Eight years ago, Abubakar Yusuf (pictured) decided to pursue his entrepreneurial talent armed with just Sh3,000 and founded a tech firm called Crystal Tech Limited.

This was after completing his degree course in computer science. A start-up provides solutions. Through his firm, Yusuf supports Small and Medium Enterprises (SMEs) with technology solutions.

“I noticed that most SMEs got their products and services right, but there was a struggle in automation. Since then my team and I have provided solutions in human resource management systems, accounting systems, stock and inventory taking systems, supply and management systems and security systems,” he told The Innovator.

He said that one of his favourite innovations is the school management systems, which automates most of the services in learning institutions.

“The product registers who is attending classes and who isn’t, both teachers and students. It also gives the accounting officers the opportunity to manage school expenditure and gives minimal room for mismanagement. It also has a payroll for all the suppliers bringing supplies to schools,” said Yusuf.
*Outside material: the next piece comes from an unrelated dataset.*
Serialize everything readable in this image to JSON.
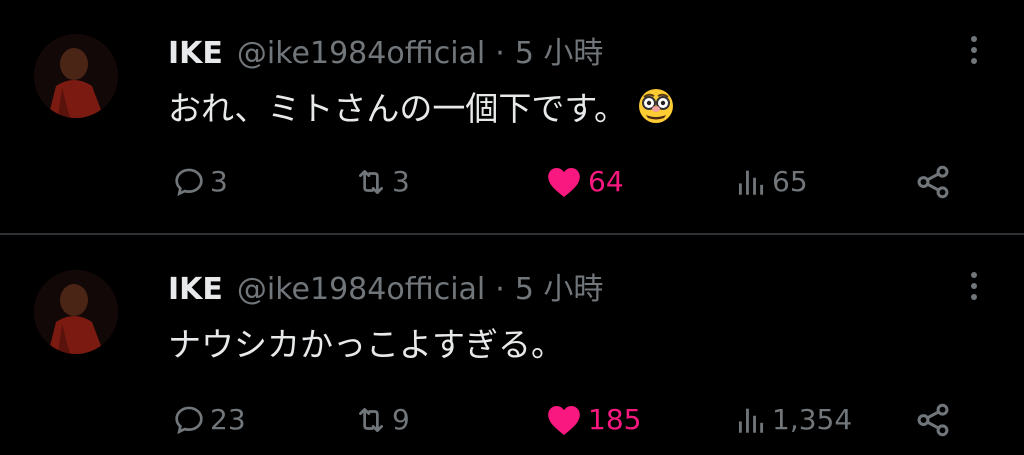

Running a tech business is not as easy as it may sound. His biggest struggle sometimes is explaining to the potential client the value of what they are paying for, whenever they are in the process of transacting business.

“A client will approach you to give his business a solution then ask for the quotation. Once you provide it they, immediately begin complaining of the cost, without looking at what they are getting.”

“For example, I would send a prospect a quotation of Sh100,000. They would go and compare with competition across the street who will perhaps quote Sh70,000. They end up working with them, only to find inefficiencies later on in their system.”

One such instance is a hospital that ended up with serious technology malfunctions because of purchasing services and products like fake cables from another technology company after bolting out of a deal with Yusuf’s firm.

Such firms in the long run spend more money in doing repairs, maintenance and consultations, he observed.

"There needs to be a paradigm shift on expenditure for paramount things like administration and management systems, just to make business operations swift and automated,” he said.